Se a Justiça não tornar o petista inelegível, vai ser difícil para seus adversários — muitos inexperientes em termos políticos e administrativos — derrotá-lo
Lula da Silva depondo mais para os eleitores brasileiros do que para o juiz Sergio Moro, em Curitiba. O que parece uma vitória política (talvez seja) pode levar a uma derrota processual, pois sua versão não é convincente | Foto: Reprodução
Há coincidências entre o presidente Getúlio Vargas — que governou o Brasil de 1930 a 1945, na primeira gestão, e de 1951 a 1954, na administração democrática — e o ex-presidente Lula da Silva. A mais curiosa delas: para não ser derrubado, depois de ter gerido o país como ditador de 1937 a 1945, Vargas renunciou em 29 de outubro de 1945; se não o fizesse, seria deposto pelos militares. O petista-chefe nasceu dois dias antes, em 27 de outubro de 1945, há 71 anos.
Costuma-se atribuir, com certa razão, a queda de Vargas aos ventos democráticos originários da Europa, cada vez mais fortes depois da derrota de Benito Mussolini, na Itália, e Adolf Hitler, na Alemanha. De fato, Vargas era ditador, mas, paradoxalmente, seu governo enviou 25 mil soldados para lutar contra o nazismo na terra de Dante Alighieri e Giacomo Leopardi. Os governos da Inglaterra, de Winston Churchill, e dos Estados Unidos, de Franklin D. Roosevelt, não ficaram minimamente constrangidos com o apoio dos ditadores Vargas, do Brasil, e Stálin, da União Soviética.
No Brasil, generais como Góes Monteiro e Eurico Gaspar Dutra, acompanharam Vargas durante toda a ditadura. No período da Segunda Guerra Mundial, não questionaram a ditadura do Estado Novo.
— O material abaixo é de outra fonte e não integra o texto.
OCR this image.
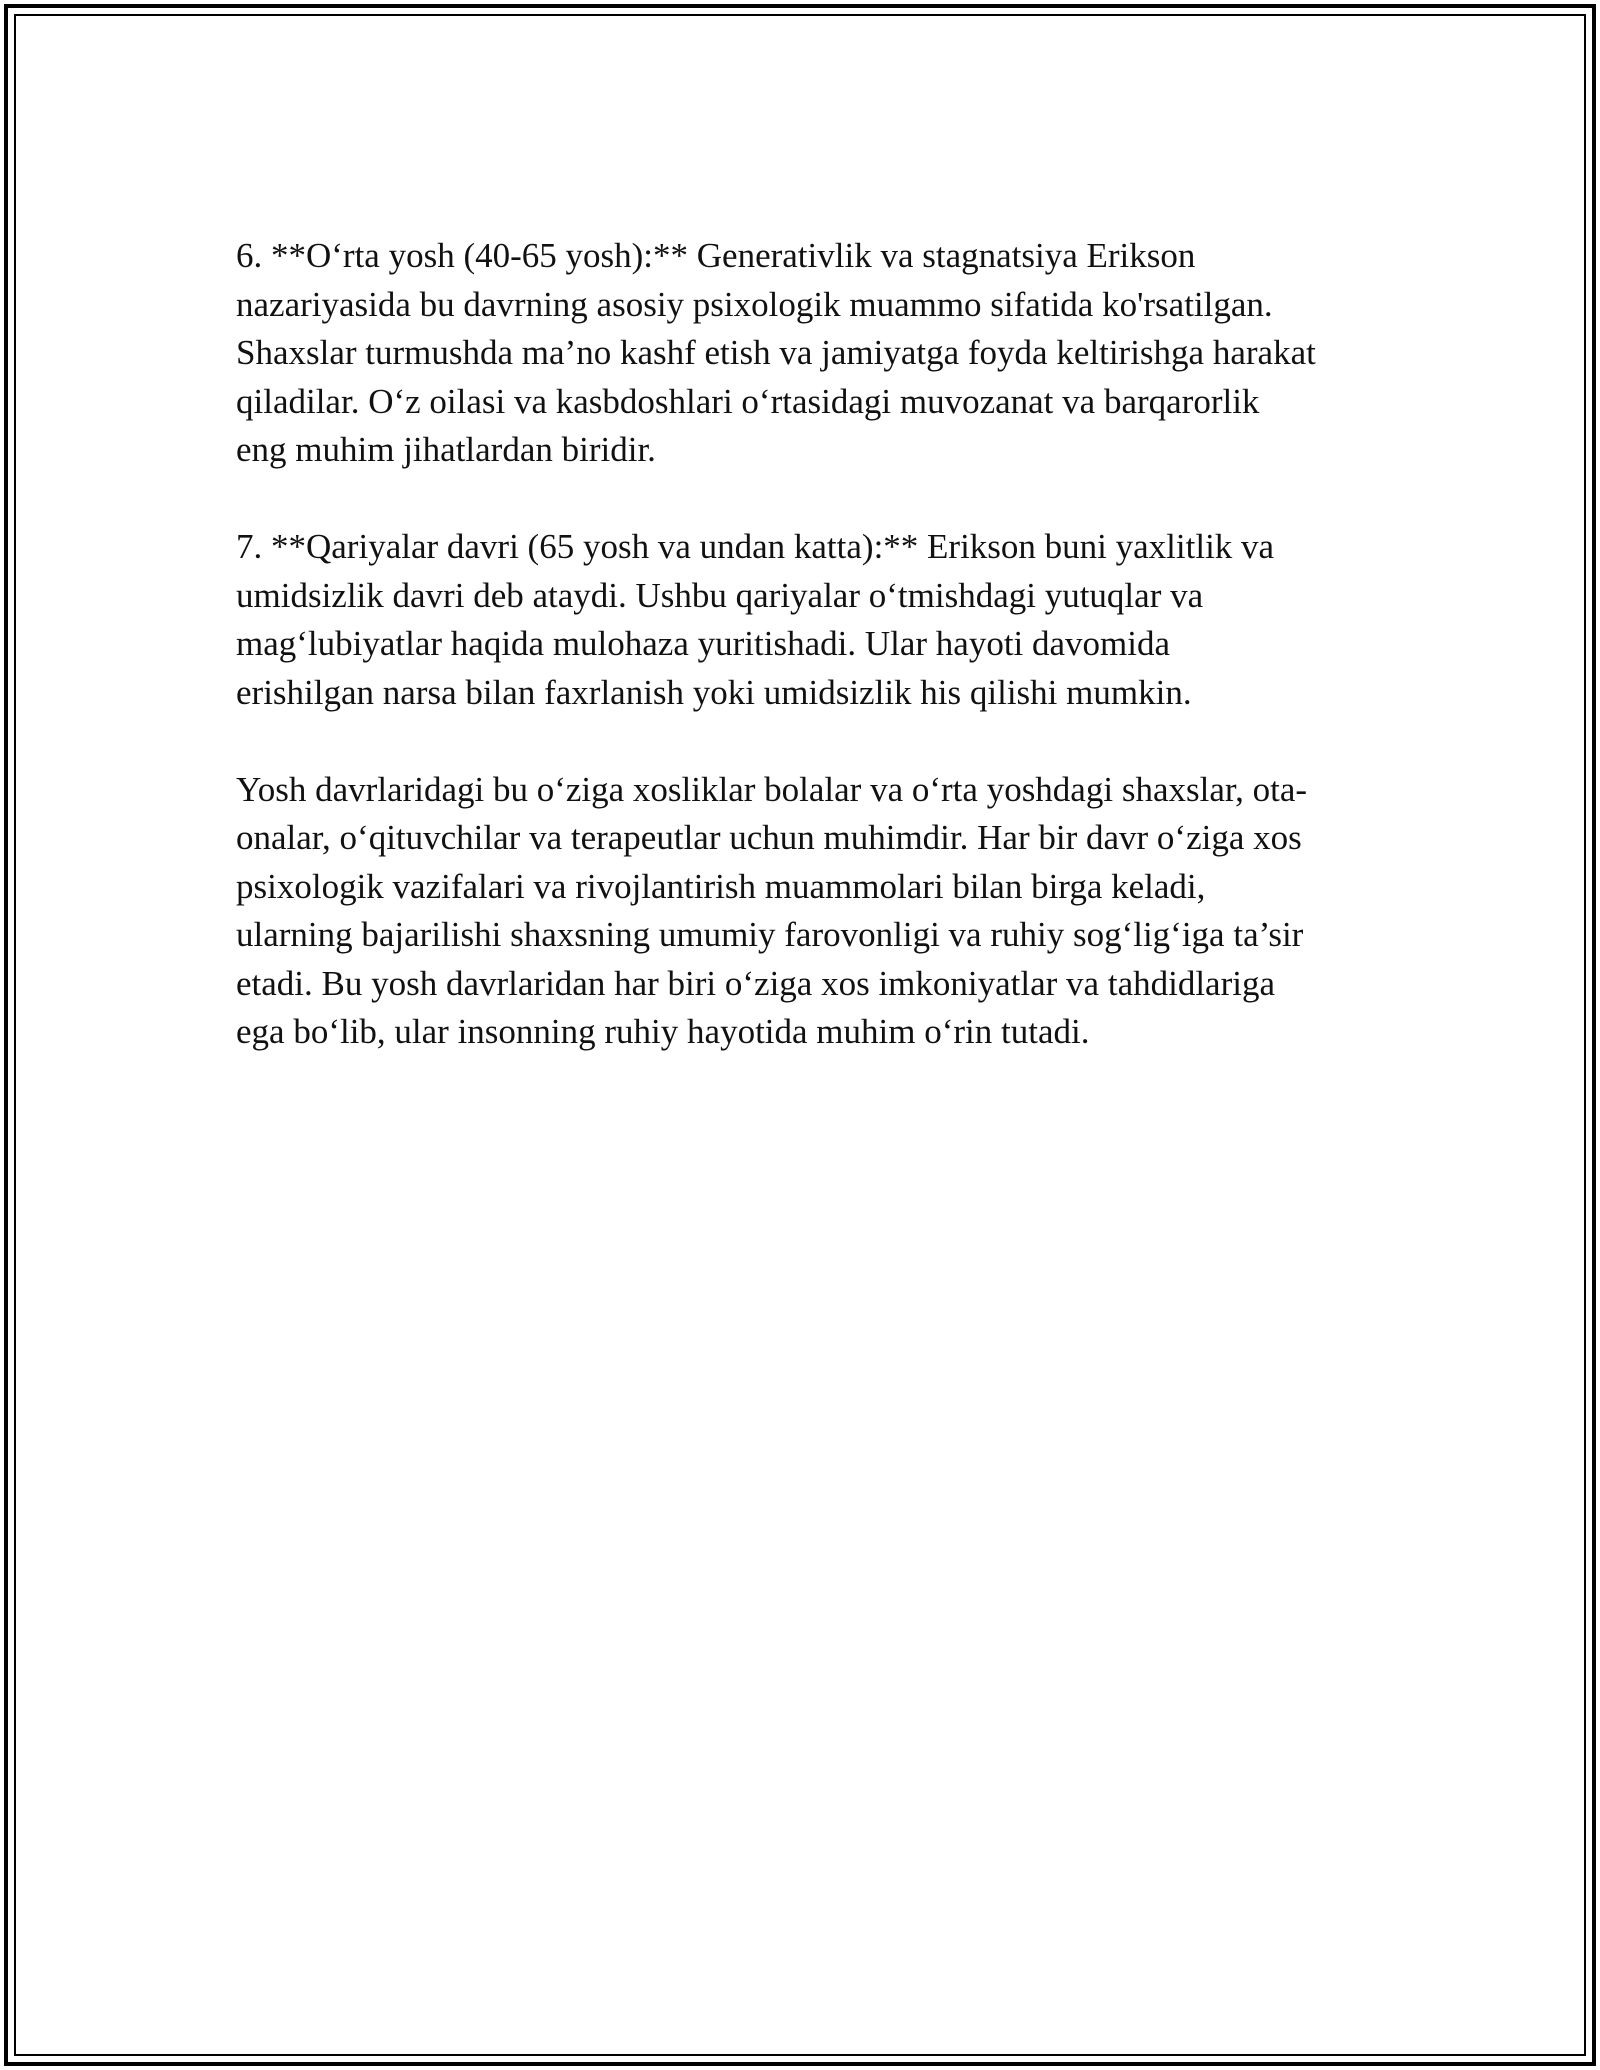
6. **O‘rta yosh (40-65 yosh):** Generativlik va stagnatsiya Erikson
nazariyasida bu davrning asosiy psixologik muammo sifatida ko'rsatilgan.
Shaxslar turmushda ma’no kashf etish va jamiyatga foyda keltirishga harakat
qiladilar. O‘z oilasi va kasbdoshlari o‘rtasidagi muvozanat va barqarorlik
eng muhim jihatlardan biridir.

7. **Qariyalar davri (65 yosh va undan katta):** Erikson buni yaxlitlik va
umidsizlik davri deb ataydi. Ushbu qariyalar o‘tmishdagi yutuqlar va
mag‘lubiyatlar haqida mulohaza yuritishadi. Ular hayoti davomida
erishilgan narsa bilan faxrlanish yoki umidsizlik his qilishi mumkin.

Yosh davrlaridagi bu o‘ziga xosliklar bolalar va o‘rta yoshdagi shaxslar, ota-
onalar, o‘qituvchilar va terapeutlar uchun muhimdir. Har bir davr o‘ziga xos
psixologik vazifalari va rivojlantirish muammolari bilan birga keladi,
ularning bajarilishi shaxsning umumiy farovonligi va ruhiy sog‘lig‘iga ta’sir
etadi. Bu yosh davrlaridan har biri o‘ziga xos imkoniyatlar va tahdidlariga
ega bo‘lib, ular insonning ruhiy hayotida muhim o‘rin tutadi.
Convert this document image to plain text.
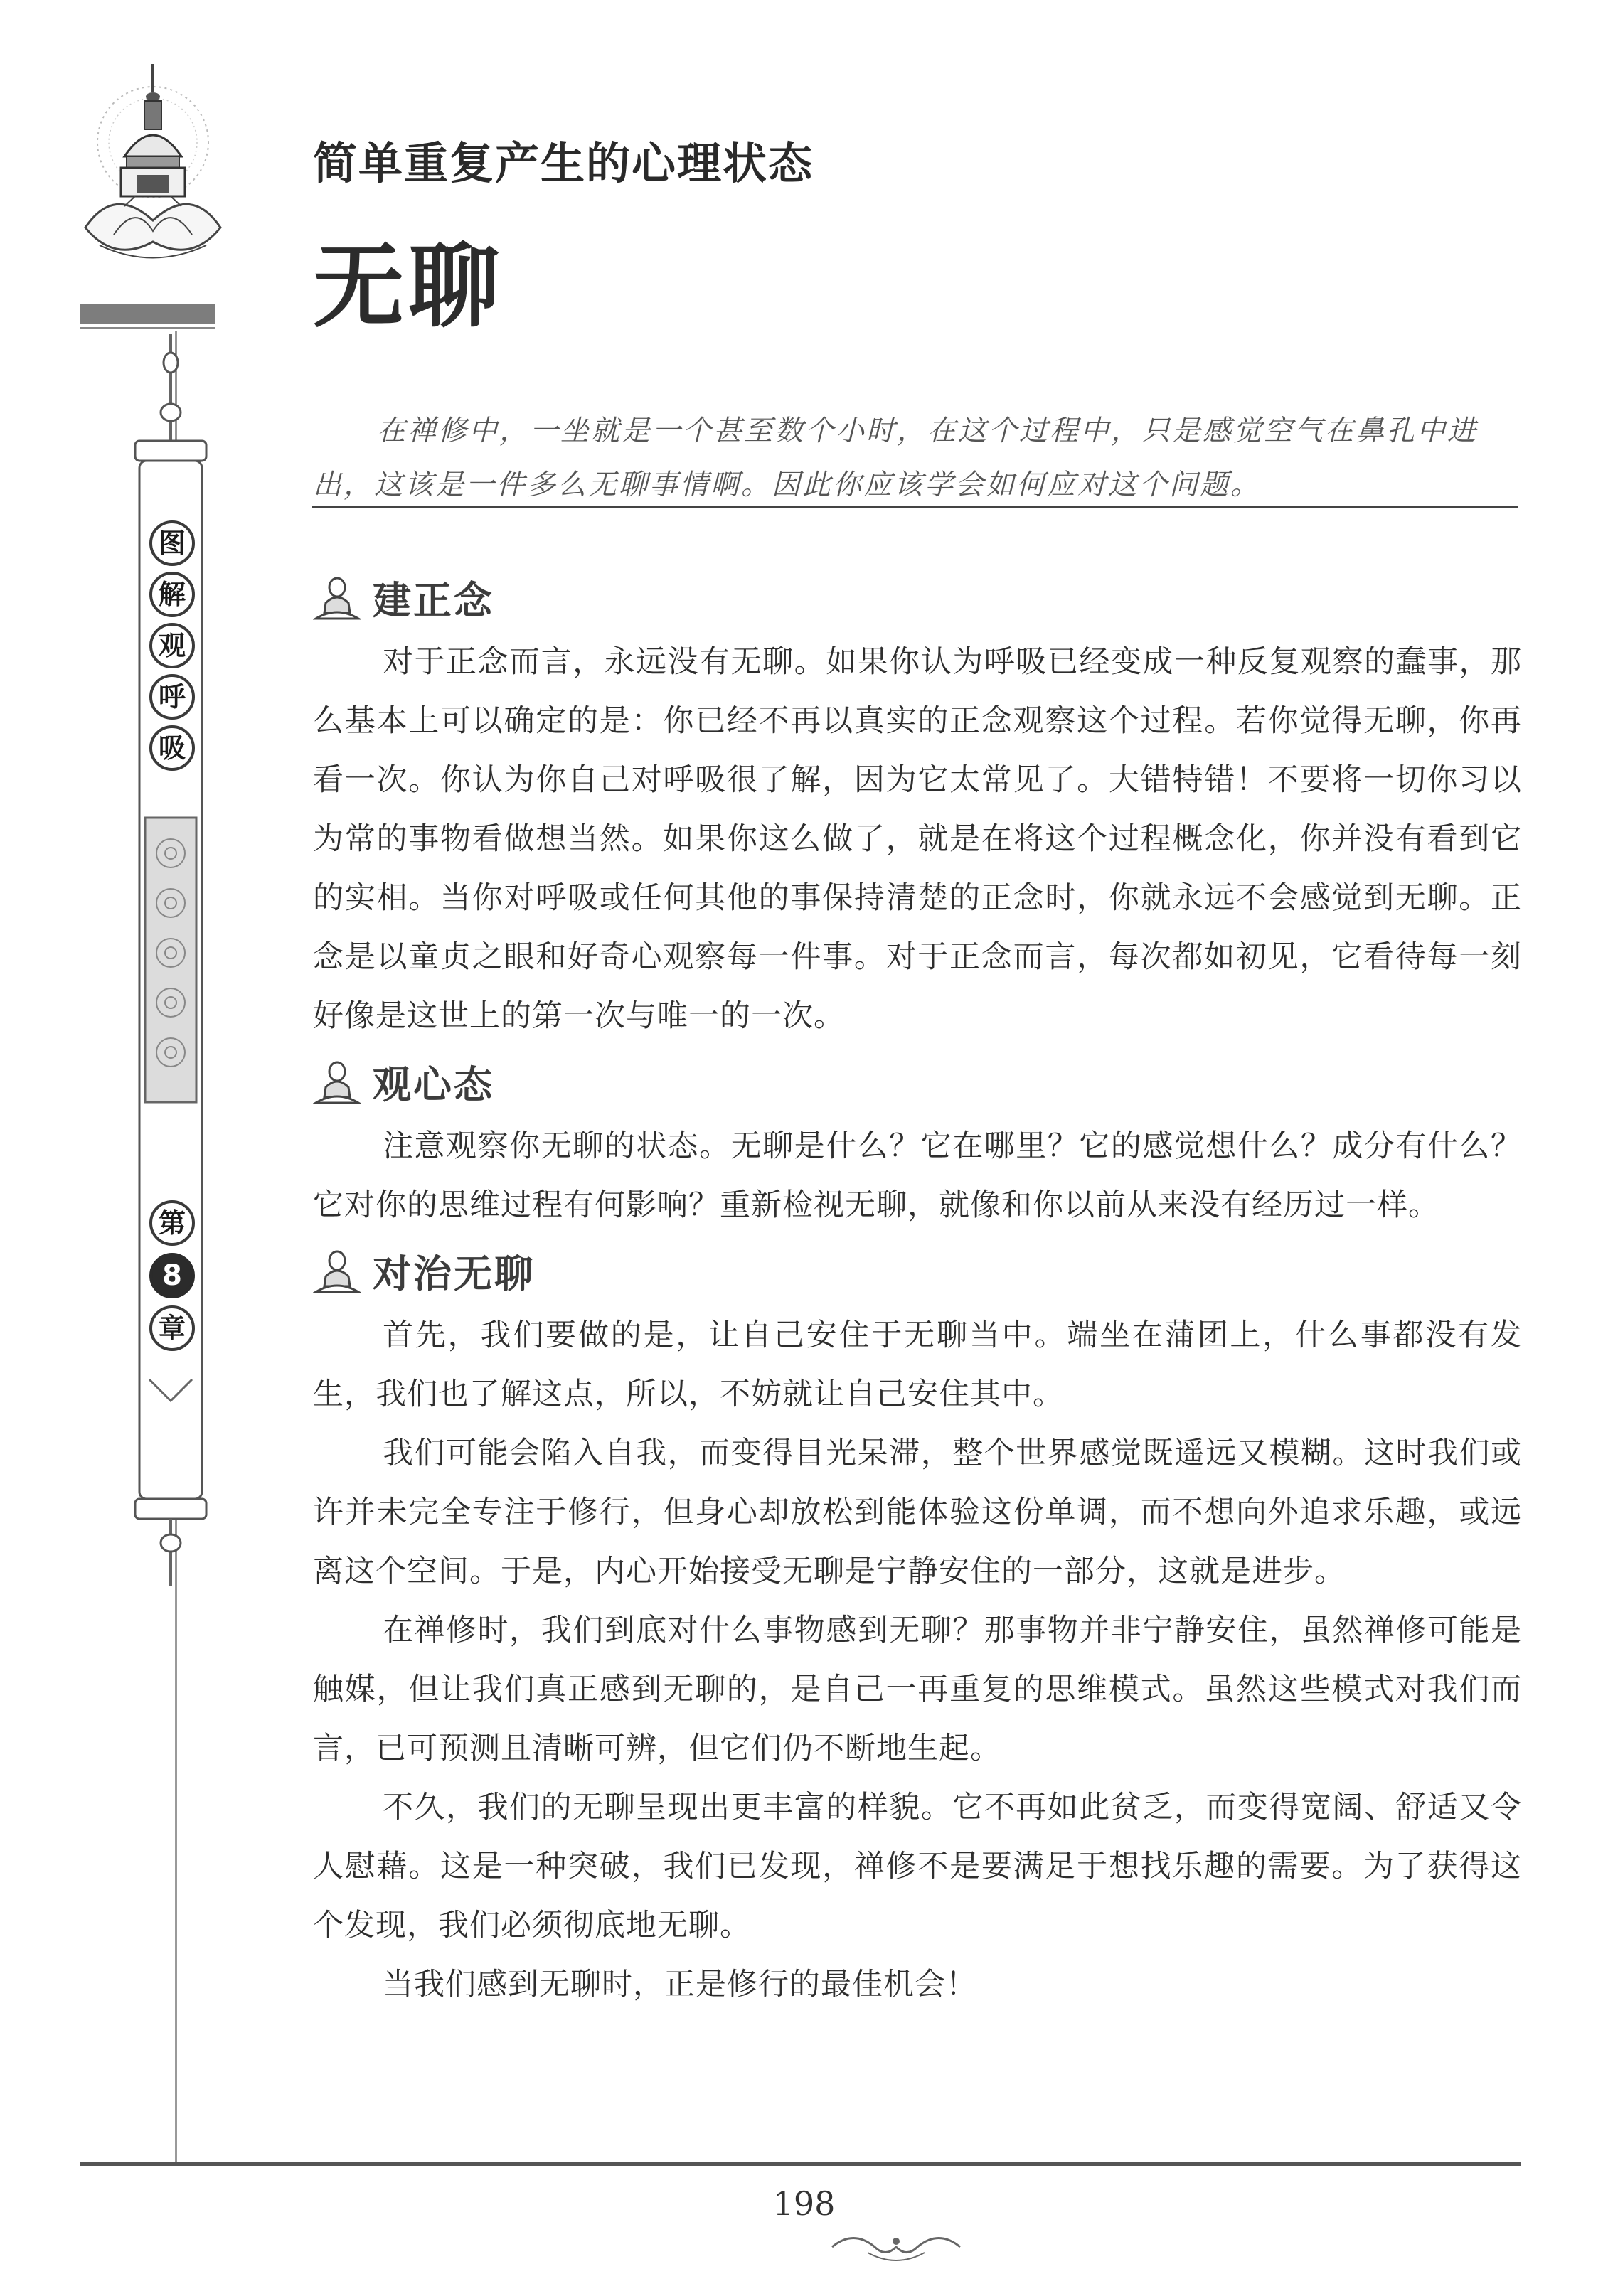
图
解
观
呼
吸
第
8
章
简单重复产生的心理状态
无聊

在禅修中，一坐就是一个甚至数个小时，在这个过程中，只是感觉空气在鼻孔中进出，这该是一件多么无聊事情啊。因此你应该学会如何应对这个问题。

建正念

对于正念而言，永远没有无聊。如果你认为呼吸已经变成一种反复观察的蠢事，那么基本上可以确定的是：你已经不再以真实的正念观察这个过程。若你觉得无聊，你再看一次。你认为你自己对呼吸很了解，因为它太常见了。大错特错！不要将一切你习以为常的事物看做想当然。如果你这么做了，就是在将这个过程概念化，你并没有看到它的实相。当你对呼吸或任何其他的事保持清楚的正念时，你就永远不会感觉到无聊。正念是以童贞之眼和好奇心观察每一件事。对于正念而言，每次都如初见，它看待每一刻好像是这世上的第一次与唯一的一次。

观心态

注意观察你无聊的状态。无聊是什么？它在哪里？它的感觉想什么？成分有什么？它对你的思维过程有何影响？重新检视无聊，就像和你以前从来没有经历过一样。

对治无聊

首先，我们要做的是，让自己安住于无聊当中。端坐在蒲团上，什么事都没有发生，我们也了解这点，所以，不妨就让自己安住其中。

我们可能会陷入自我，而变得目光呆滞，整个世界感觉既遥远又模糊。这时我们或许并未完全专注于修行，但身心却放松到能体验这份单调，而不想向外追求乐趣，或远离这个空间。于是，内心开始接受无聊是宁静安住的一部分，这就是进步。

在禅修时，我们到底对什么事物感到无聊？那事物并非宁静安住，虽然禅修可能是触媒，但让我们真正感到无聊的，是自己一再重复的思维模式。虽然这些模式对我们而言，已可预测且清晰可辨，但它们仍不断地生起。

不久，我们的无聊呈现出更丰富的样貌。它不再如此贫乏，而变得宽阔、舒适又令人慰藉。这是一种突破，我们已发现，禅修不是要满足于想找乐趣的需要。为了获得这个发现，我们必须彻底地无聊。

当我们感到无聊时，正是修行的最佳机会！

198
Porém, como havia um descompasso entre o presidente e a sociedade — e precisava-se de um bode expiatório, o “único” culpado pela virulenta ditadura —, os militares optaram por descartá-lo. Não porque fosse um ditador, como costuma se sugerir, e sim porque não era mais útil, não tinha legitimidade para continuar governando. A rigor, não tinha apoio, nem dos militares que, apesar de tê-lo sustentado nos anos cruentos, não precisavam mais dele.
Derrubado Vargas, Eurico Dutra, o general que havia participado de seu governo e tinha uma queda pela dupla Mussolini & Hitler, é eleito presidente. Com apoio de quem? De Vargas, que preferia vê-lo no poder a abrir espaço para o brigadeiro Eduardo Gomes, da UDN.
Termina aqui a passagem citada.